Pin your runtime version. Tool-call and reasoning parsers evolve fast across vLLM releases. Record the system_fingerprint from a known-good run; if behavior changes after an image bump, that's your first diff.

Harden the host if you serve large models on shared boxes. A model that exhausts memory can take SSH down with it (ICMP still replies, sshd doesn't — the worst kind of "is it up?").
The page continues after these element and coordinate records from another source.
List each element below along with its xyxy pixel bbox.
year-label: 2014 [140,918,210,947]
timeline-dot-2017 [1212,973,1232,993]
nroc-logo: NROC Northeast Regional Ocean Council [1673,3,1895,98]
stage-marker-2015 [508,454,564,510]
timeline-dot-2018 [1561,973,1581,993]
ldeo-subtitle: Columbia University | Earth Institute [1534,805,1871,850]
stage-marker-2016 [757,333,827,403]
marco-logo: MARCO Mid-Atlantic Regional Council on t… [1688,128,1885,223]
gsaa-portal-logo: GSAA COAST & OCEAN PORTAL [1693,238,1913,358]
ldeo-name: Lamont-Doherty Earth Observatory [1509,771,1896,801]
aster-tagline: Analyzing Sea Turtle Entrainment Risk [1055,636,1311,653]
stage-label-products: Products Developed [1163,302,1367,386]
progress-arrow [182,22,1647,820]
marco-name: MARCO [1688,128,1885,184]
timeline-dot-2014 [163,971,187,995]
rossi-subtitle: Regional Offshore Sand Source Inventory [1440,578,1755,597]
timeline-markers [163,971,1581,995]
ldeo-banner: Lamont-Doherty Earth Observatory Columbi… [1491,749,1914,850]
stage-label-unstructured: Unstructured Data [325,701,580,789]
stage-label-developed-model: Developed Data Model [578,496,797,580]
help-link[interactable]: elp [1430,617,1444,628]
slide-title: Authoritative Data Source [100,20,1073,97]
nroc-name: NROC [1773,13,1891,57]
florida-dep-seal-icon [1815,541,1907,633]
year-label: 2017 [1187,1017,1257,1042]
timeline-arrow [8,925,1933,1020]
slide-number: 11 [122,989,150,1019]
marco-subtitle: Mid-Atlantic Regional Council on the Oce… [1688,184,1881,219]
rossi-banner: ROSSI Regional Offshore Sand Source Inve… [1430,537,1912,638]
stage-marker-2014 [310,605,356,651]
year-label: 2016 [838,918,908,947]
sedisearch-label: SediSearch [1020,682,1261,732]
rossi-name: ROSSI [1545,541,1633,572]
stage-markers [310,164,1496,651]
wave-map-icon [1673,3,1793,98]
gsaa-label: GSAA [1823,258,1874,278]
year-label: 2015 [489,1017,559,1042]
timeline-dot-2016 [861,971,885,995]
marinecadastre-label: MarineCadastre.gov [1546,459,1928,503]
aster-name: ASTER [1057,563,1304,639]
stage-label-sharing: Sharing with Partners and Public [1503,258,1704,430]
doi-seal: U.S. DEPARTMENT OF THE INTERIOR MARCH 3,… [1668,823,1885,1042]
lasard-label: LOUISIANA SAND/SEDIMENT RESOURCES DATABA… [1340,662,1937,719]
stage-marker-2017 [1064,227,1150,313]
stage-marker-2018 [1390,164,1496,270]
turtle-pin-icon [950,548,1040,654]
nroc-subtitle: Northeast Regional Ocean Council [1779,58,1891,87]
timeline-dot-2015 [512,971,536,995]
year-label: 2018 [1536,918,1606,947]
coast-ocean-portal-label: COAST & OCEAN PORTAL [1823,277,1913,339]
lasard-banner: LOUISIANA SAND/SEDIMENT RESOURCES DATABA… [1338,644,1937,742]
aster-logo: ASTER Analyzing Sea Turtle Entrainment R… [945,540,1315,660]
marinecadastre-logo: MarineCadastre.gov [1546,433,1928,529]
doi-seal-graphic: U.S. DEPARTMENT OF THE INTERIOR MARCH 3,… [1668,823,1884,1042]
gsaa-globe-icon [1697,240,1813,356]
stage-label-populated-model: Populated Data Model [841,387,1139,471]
Protect the essentials:

# Keep sshd from being OOM-killed
sudo systemctl edit ssh   # add: [Service]\nOOMScoreAdjust=-1000

# Userspace OOM killer that acts before the kernel's does
sudo apt install earlyoom && sudo systemctl enable --now earlyoom

Pair that with an external watchdog (a separate machine curling /health and power-cycling on N consecutive failures) so a wedged node recovers without a desk visit.

Gotchas, condensed

Symptom	Cause	Fix
`jq: Cannot iterate over null` on `/v1/models`	401 — missing/wrong `Authorization`; server returned `{"error": ...}` with no `data`	Add `-H "Authorization: Bearer $VLLM_API_KEY"`
Model not found / wrong model in OpenCode	Config `models` key ≠ `--served-model-name`	Match exactly; confirm via `/v1/models`
`/` in model ID rejected	You're on Claude Code, not OpenCode	OpenCode handles slashes; for Claude Code, alias the served name without `/`
`finish_reason: "length"`, no tool call	Reasoning ate the output budget	Raise `max_tokens` (2048–4096)
Tool call described in prose, `tool_calls` null	Tool parser not active or wrong	Verify `--enable-auto-tool-choice` + correct `--tool-call-parser` in startup logs
Reasoning text inside tool arguments	Reasoning parser misconfigured	Use the model's prescribed reasoning parser; confirm `content`/`reasoning` are separate
`arguments` not parseable JSON	Genuine parser/model mismatch	Re-run; if persistent, file upstream
Agent repeats the same tool call	Tool-result turn not consumed	Run the multi-turn test (4d); check `tool_call_id`echo
Quant/kernel error at startup	Forced `--quantization` fighting the checkpoint	Drop it; let vLLM auto-detect
OpenCode `NotFoundError`, empty options	Older OpenCode bug not forwarding provider options	Update OpenCode; ensure the provider `name`field is present
Endpoint reachable on localhost, not via domain	Reverse proxy not forwarding `/v1/*` or the POST body	Test through the proxy explicitly; fix the `location` block

Wrap-up

The hard part of running a coding agent on your own iron isn't the agent — it's proving the endpoint behaves like a real OpenAI-compatible tool-calling server before you trust an autonomous loop to it. OpenCode keeps the agent side trivial: one provider block, native OpenAI, no proxy. Spend your effort on the four-step validation — model list, single tool call, JSON-valid arguments, and the multi-turn round-trip — and the rest is just opencode.